PDGF induces and maintains anagen phase in hair cycling. PDGF signals are involved in both epidermis-follicle interaction and the dermal mesenchymal interaction required for hair canal formation and the growth of dermal mesenchyme.

VEGF seems to be a major mediator of HF growth and cycling thereby, providing direct evidence that improved follicle revascularization promotes hair growth. PRP injections improve cutaneous ischemic conditions and increase vascular structures around HFs.

The IGF-1, produced by DP cells acts on IGF-1 receptor on keratinocytes, promoting hair growth through stimulation of the proliferation of keratinocytes in HFs and preventing HF from developing catagen like status .
Basic fibroblast growth factor (b FGF) promotes the proliferation of cells of papilla in vitro, and therefore, plays a key role in hair shaft elongation .
The activation of stem cells is cyclic which involves periodic β-catenin activity.
Activated PRP also increases levels of the anti-apoptotic protein Bcl-2, thereby preventing apoptosis. It contributes to the formation of hair epithelium and the differentiation of stem cells into HF cells, through β-catenin up regulation and prolongs anagen phase of hair cycle through an increase in expression of fibroblast growth factor-7.

PRP with its growth factors actually acts on different levels on the hair follicle. Not only does it act on hair follicle stimulation, neovascularization, new hair formation and hair strengthening but also on reducing the hair loss, lengthening the hair growth phase, and reversing the hair follicle miniaturization. As a result of the numerous growth factors, PRP enables complete hair regeneration and rejuvenation and serves as an *elixir * for hair growth.

Alves and Grimalt significant differences 6 months after the first PRP treatment, with an increase in mean anagen hairs (67.6 ± 13.1), telogen hairs (32.4 ± 13.1), hair density (179.9 ± 62.7), and terminal hair density (165.8 ± 56.8) when compared with baseline; though when compared to control group, the only significant value was an increase hair density Kang et al. used a CD34+ cell-containing PRP preparation in 13 patients with AGA and placental extract preparation in a control group.
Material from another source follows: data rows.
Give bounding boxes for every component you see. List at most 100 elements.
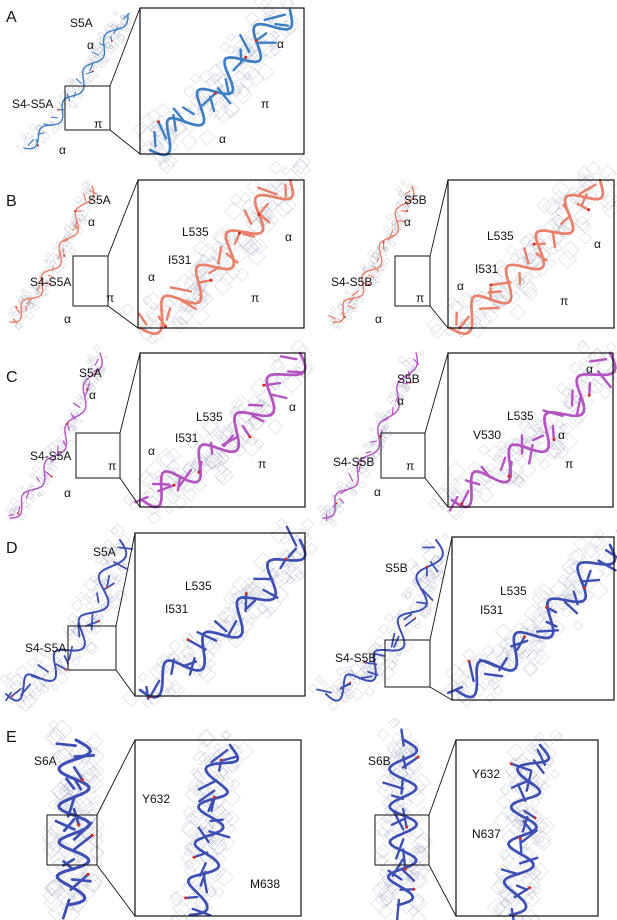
overview-label: π (406, 459, 414, 473)
zoom-label: Y632 (472, 767, 500, 781)
overview-label: S4-S5B (335, 651, 376, 665)
zoom-label: α (277, 37, 284, 51)
zoom-label: I531 (168, 253, 192, 267)
overview-label: α (89, 388, 96, 402)
zoom-label: α (148, 270, 155, 284)
callout-line (429, 686, 453, 701)
zoom-model (138, 525, 307, 700)
overview-label: S4-S5A (30, 275, 71, 289)
frames-layer (46, 7, 615, 917)
overview-label: π (106, 291, 114, 305)
overview-label: S5A (70, 16, 93, 30)
panel-letter: C (6, 369, 18, 386)
callout-line (109, 129, 141, 155)
overview-label: α (375, 312, 382, 326)
zoom-model-density-mesh (121, 154, 311, 345)
overview-label: S5A (79, 366, 102, 380)
panel-letter: A (6, 9, 17, 26)
zoom-model-density-mesh (122, 518, 318, 708)
callout-line (107, 305, 139, 329)
zoom-label: π (565, 457, 573, 471)
callout-line (428, 739, 457, 816)
zoom-label: N637 (472, 827, 501, 841)
zoom-model-density-mesh (123, 339, 314, 525)
zoom-label: M638 (250, 877, 280, 891)
callout-line (429, 305, 449, 329)
inset-box (72, 255, 109, 307)
overview-label: α (59, 143, 66, 157)
zoom-model (134, 351, 307, 509)
panel-letter: E (6, 729, 17, 746)
zoom-label: L535 (185, 579, 212, 593)
panel-a (23, 8, 294, 157)
zoom-label: L535 (182, 225, 209, 239)
zoom-frame (455, 739, 599, 917)
callout-line (119, 352, 141, 434)
overview-label: S5A (93, 545, 116, 559)
zoom-label: α (586, 362, 593, 376)
panel-letter: D (6, 540, 18, 557)
inset-box (394, 255, 431, 307)
zoom-model-density-mesh (169, 728, 254, 920)
overview-model (8, 352, 103, 519)
overview-model (322, 352, 420, 522)
overview-label: α (64, 486, 71, 500)
overview-model (5, 539, 134, 702)
panel-d (5, 525, 617, 702)
zoom-model (448, 178, 605, 336)
zoom-label: L535 (500, 584, 527, 598)
callout-line (115, 669, 136, 697)
callout-line (429, 536, 453, 641)
zoom-frame (447, 352, 614, 508)
zoom-frame (137, 179, 305, 329)
zoom-label: I531 (165, 602, 189, 616)
overview-label: α (397, 394, 404, 408)
atomic-model-layer (5, 8, 617, 920)
inset-box (64, 85, 111, 131)
callout-line (428, 864, 457, 917)
zoom-label: I531 (475, 262, 499, 276)
inset-box (67, 625, 117, 671)
zoom-model (148, 8, 294, 157)
callout-line (109, 7, 141, 87)
zoom-label: α (457, 279, 464, 293)
overview-label: π (108, 459, 116, 473)
overview-label: S5B (404, 193, 427, 207)
overview-label: S4-S5B (331, 275, 372, 289)
overview-label: S6A (34, 754, 57, 768)
callout-line (96, 864, 136, 917)
callout-line (119, 477, 141, 508)
callout-line (429, 179, 449, 257)
inset-box (374, 814, 430, 866)
overview-label: α (374, 485, 381, 499)
zoom-label: I531 (175, 431, 199, 445)
zoom-model (137, 178, 295, 336)
panel-c (8, 351, 617, 522)
overview-label: α (64, 312, 71, 326)
zoom-label: I531 (480, 603, 504, 617)
zoom-label: α (289, 400, 296, 414)
callout-line (115, 532, 136, 627)
zoom-label: π (258, 457, 266, 471)
overview-model (54, 738, 96, 920)
zoom-frame (139, 352, 306, 508)
overview-label: π (416, 291, 424, 305)
panel-e (54, 728, 551, 920)
zoom-frame (134, 532, 306, 697)
inset-box (46, 814, 98, 866)
inset-box (380, 432, 426, 479)
callout-line (107, 179, 139, 257)
zoom-label: Y632 (142, 792, 170, 806)
overview-label: S5B (385, 561, 408, 575)
overview-model (382, 728, 420, 920)
overview-model (328, 185, 415, 323)
overview-label: α (88, 215, 95, 229)
zoom-frame (134, 739, 302, 917)
zoom-label: π (251, 291, 259, 305)
overview-label: S5B (397, 372, 420, 386)
zoom-model (448, 351, 617, 512)
zoom-label: π (560, 294, 568, 308)
overview-label: S6B (368, 754, 391, 768)
labels-layer: A S5A α S4-S5A π α α π α B S5A α S4-S5A π α L535 α I531 α π… (6, 9, 601, 891)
They report an excellent improvement after 3 months of treatment, with an increment in hair count of 20.5% ± 17%, and an increment in hair thickness of 31.3% ± 30.1%.

More than 1 million/µL of platelet concentration (about four to seven times the mean levels) is therapeutically effective concentration. In our clinic we use RegenLab PRP system which allows platelet concentration of 1.1million/μl for maximum efficiency in hair growth.

PRP in alopecia areata concluded that PRP is a safe and alternative treatment for AA as well as cicatricial alopecia, recalcitrant alopecia areata and traction alopecia.